Avariety of new requirements demanded by the power supply companies that cannot be implemented using conventional kWh meters (or only with enormous effort) can be met with the new generation of meters. Specially developed ASIC energy metering solutions are available on the market that support modern meter capabilities such as AMR, prepayment metering, data capture or choice of tariff. The precision of electronic meters is essentially defined by the current sensors used. In the past, current transformers were used primarily in conventional electromagnetic meters. In addition to offering loss-free consumer electricity metering, current transformers also offer automatic voltage-free metering of consumer electricity.
Single phase meters require no galvanic isolation – the use of cost-efficient and space saving resistors has become widely accepted and is now state-of-theart. The problem with three phase meters is more complex. However, the first devices, each with a low cost IC and a measurement resistor per phase, are already in use. Galvanic isolation is achieved using an opto-coupler in the output signals. The precision resistor, BKW, developed by Isabellenhütte especially for use in energy meters, combines superior electrical properties with the capability to create physically optimised shunts.

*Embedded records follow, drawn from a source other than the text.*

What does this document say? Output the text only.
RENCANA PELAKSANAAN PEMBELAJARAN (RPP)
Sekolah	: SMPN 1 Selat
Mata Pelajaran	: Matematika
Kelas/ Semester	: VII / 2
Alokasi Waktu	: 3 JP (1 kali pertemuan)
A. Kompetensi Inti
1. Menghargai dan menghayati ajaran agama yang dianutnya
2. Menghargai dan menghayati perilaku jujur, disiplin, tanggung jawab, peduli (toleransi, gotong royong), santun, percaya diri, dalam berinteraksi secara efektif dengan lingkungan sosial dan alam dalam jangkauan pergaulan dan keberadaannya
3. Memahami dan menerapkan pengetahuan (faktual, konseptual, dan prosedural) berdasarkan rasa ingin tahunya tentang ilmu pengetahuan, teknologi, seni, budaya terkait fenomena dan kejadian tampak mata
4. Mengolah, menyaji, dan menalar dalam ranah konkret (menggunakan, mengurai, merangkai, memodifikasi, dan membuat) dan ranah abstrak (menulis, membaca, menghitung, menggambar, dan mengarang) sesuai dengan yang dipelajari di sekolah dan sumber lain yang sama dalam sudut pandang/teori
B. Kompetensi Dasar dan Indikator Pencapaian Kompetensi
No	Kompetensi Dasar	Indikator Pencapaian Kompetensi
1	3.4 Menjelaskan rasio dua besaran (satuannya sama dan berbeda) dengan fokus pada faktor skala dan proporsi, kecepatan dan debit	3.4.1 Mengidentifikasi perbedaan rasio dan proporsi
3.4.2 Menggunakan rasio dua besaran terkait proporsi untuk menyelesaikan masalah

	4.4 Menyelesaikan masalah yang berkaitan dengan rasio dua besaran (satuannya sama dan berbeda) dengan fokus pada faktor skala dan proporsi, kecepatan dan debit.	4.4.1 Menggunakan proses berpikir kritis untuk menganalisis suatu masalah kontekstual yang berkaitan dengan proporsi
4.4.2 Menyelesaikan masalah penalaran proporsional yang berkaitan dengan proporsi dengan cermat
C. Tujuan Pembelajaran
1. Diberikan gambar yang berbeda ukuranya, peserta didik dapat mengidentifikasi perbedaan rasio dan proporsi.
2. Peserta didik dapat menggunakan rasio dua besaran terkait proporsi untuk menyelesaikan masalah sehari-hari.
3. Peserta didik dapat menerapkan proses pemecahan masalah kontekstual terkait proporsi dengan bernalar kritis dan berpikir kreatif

The BKW is available in resistance values of 300 µW, 400 µW and 500 µW. The resistor is designed as a four-terminal measuring resistor. The voltage connectors are arranged as multifunctional contacts, i.e. they can be connected using the conventional method of soldering sense cables to the circuit board, as well as by direct soldering into the circuit board. The voltage conductors to the metering IC are then implemented via the conductor path. This saves assembly costs and prevents additional fluctuations in the measurement signal due to long conductors.
Resistor material prudently used
The electrical parameters of the shunt are essentially defined by the characteristics of the precision resistance material Manganin®. This alloy efficiently fulfils the demand for low TC values (marginal temperature drift even under heavy loading), extremely good long-term stability and minimised power loss. The resistor material used is limited to the measuring area, which results in a reduction in power loss and, simultaneously, the largest possible measuring signal.
Made from punched and formed composite material, its total resistance is marginally above the nominal value, i.e. 300 µW, which not only results in low total power loss but also in very low internal heat resistance, thus keeping the self heating low. With regard to time stability and precision, the combination of these constructive advantages with the electrical properties of Manganin results in an unbeatable shunt solution for the energy meter. Solutions can still be found on the market which use a shunt made, for example, from Manganin sheet, a welded or hard-soldered combination of copper connections and resistor material.
The disadvantages of such a solution, alongside increased material consumption and manufacturing costs, are above all the increased power loss of performance caused by the distinctly higher total resistance in comparison to the nominal resistance value. Furthermore, there is a risk that the resistor material is wetted during soldering, thereby considerably influencing the TC value and the long-term stability. These disadvantages can be avoided with the Isabellenhütte precision shunts, which are manufactured as a punched and formed part from electron beam-welded Cu- Manganin-Cu strips.